Tatsächlich ist es nicht ohne Risiko, dass Van der Bellen den Verbleib Österreichs in der EU in das Zentrum seines Wahlkampfs gerückt hat. Eine Mehrheit der Österreicher sieht die Globalisierung als Bedrohung, viele betrachten die EU kritisch, auch wenn die meisten vor einem Austritt dann doch zurückschrecken. Der Wunsch nach Veränderung ist groß, die Unzufriedenheit auch. Die FPÖ hält sich ein Referendum über einen Öxit explizit offen, sollte etwa die Türkei beitreten. Und Van der Bellen? Er versucht den Spagat zwischen Kritik und Kontinuität. "Wir wissen, dass es an allen Ecken und Enden zieht. Aber wir müssen das Haus nicht abreißen, weil ein paar Fenster kaputt sind." Er wolle "konstruktiv erneuern".

Am Ende von Van der Bellens Finale stimmt die Blaskapelle die österreichische Nationalhymne an, auf besonderen Wunsch des Kandidaten, wie die Moderatorin sagt. Das österreichische Parlament hat die Hymne vor einigen Jahren umgeschrieben. In den Text, der das Land bis dato als Heimat großer Söhne anpries, wurden die Töchter, also die Frauen aufgenommen. "Vergesst die Töchter nicht", ruft die Moderatorin deshalb, bevor es losgeht. Das ist natürlich völlig unnötig.
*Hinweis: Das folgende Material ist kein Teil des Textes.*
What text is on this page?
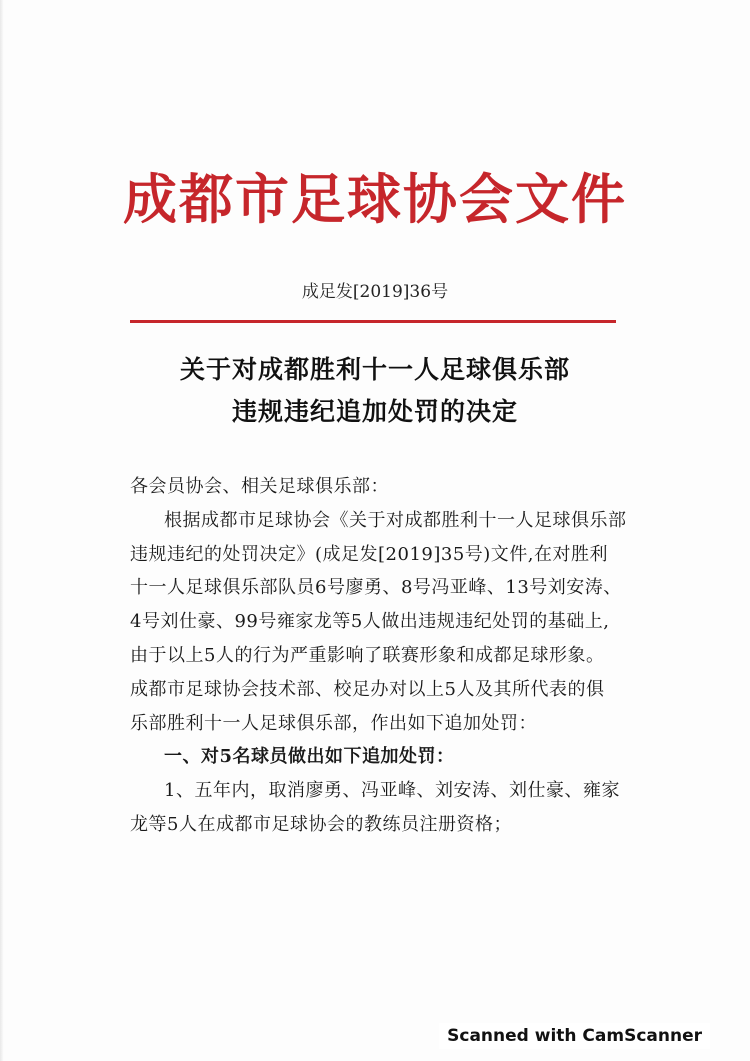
成都市足球协会文件
成足发[2019]36号
关于对成都胜利十一人足球俱乐部
违规违纪追加处罚的决定
各会员协会、相关足球俱乐部：

根据成都市足球协会《关于对成都胜利十一人足球俱乐部
违规违纪的处罚决定》(成足发[2019]35号)文件,在对胜利
十一人足球俱乐部队员6号廖勇、8号冯亚峰、13号刘安涛、
4号刘仕豪、99号雍家龙等5人做出违规违纪处罚的基础上,
由于以上5人的行为严重影响了联赛形象和成都足球形象。
成都市足球协会技术部、校足办对以上5人及其所代表的俱
乐部胜利十一人足球俱乐部，作出如下追加处罚：

一、对5名球员做出如下追加处罚：

1、五年内，取消廖勇、冯亚峰、刘安涛、刘仕豪、雍家
龙等5人在成都市足球协会的教练员注册资格；

Scanned with CamScanner
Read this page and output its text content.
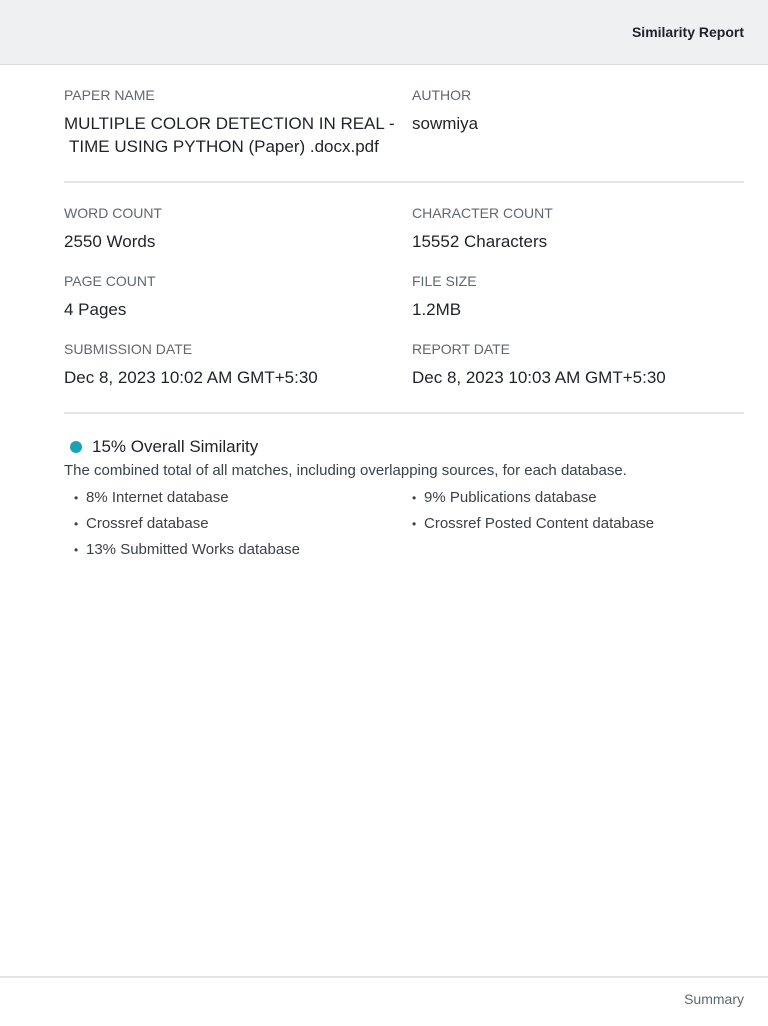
Similarity Report
PAPER NAME
MULTIPLE COLOR DETECTION IN REAL -
TIME USING PYTHON (Paper) .docx.pdf
AUTHOR
sowmiya
WORD COUNT
2550 Words
CHARACTER COUNT
15552 Characters
PAGE COUNT
4 Pages
FILE SIZE
1.2MB
SUBMISSION DATE
Dec 8, 2023 10:02 AM GMT+5:30
REPORT DATE
Dec 8, 2023 10:03 AM GMT+5:30
15% Overall Similarity
The combined total of all matches, including overlapping sources, for each database.
• 8% Internet database
• Crossref database
• 13% Submitted Works database
• 9% Publications database
• Crossref Posted Content database
Summary
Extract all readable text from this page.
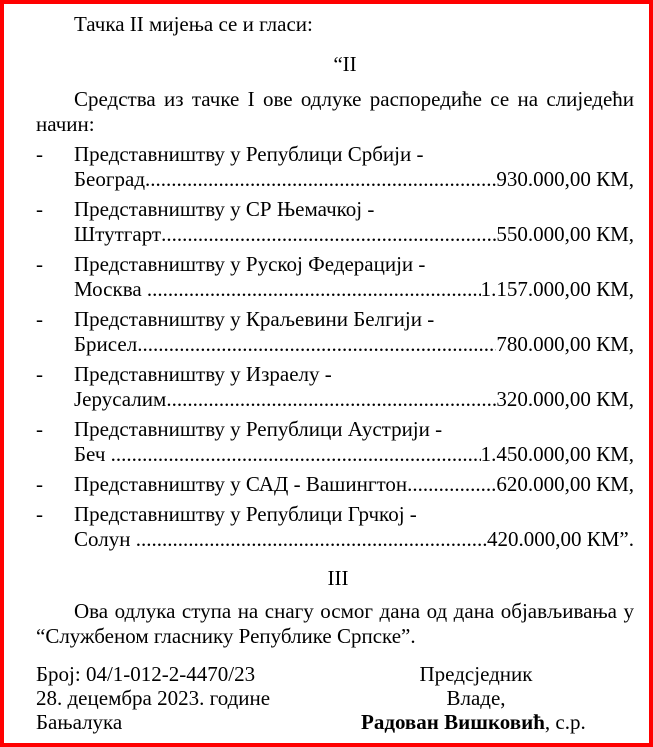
Тачка II мијења се и гласи:
“II
Средства из тачке I ове одлуке распоредиће се на слиједећи начин:
- Представништву у Републици Србији -
Београд .....	930.000,00 КМ,
- Представништву у СР Њемачкој -
Штутгарт .....	550.000,00 КМ,
- Представништву у Руској Федерацији -
Москва .....	1.157.000,00 КМ,
- Представништву у Краљевини Белгији -
Брисел .....	780.000,00 КМ,
- Представништву у Израелу -
Јерусалим .....	320.000,00 КМ,
- Представништву у Републици Аустрији -
Беч .....	1.450.000,00 КМ,
- Представништву у САД - Вашингтон .....	620.000,00 КМ,
- Представништву у Републици Грчкој -
Солун .....	420.000,00 КМ”.
III
Ова одлука ступа на снагу осмог дана од дана објављивања у “Службеном гласнику Републике Српске”.
Број: 04/1-012-2-4470/23
28. децембра 2023. године
Бањалука
Предсједник
Владе,
Радован Вишковић, с.р.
Norbert Hofer beschließt seinen letzten Auftritt vor der Wahl mit den Worten: "Es lebe unsere geliebte Heimat Österreich." Dann folgt, auch hier, die Hymne. Und so selbstverständlich, wie die Töchter bei Van der Bellen mitgesungen werden, lassen sie hier alle weg. Spricht man den Sitznachbarn, einen Wiener Hofer-Anhänger darauf an, antwortet der nicht ohne Stolz: "Das interessiert nur die politisch Korrekten."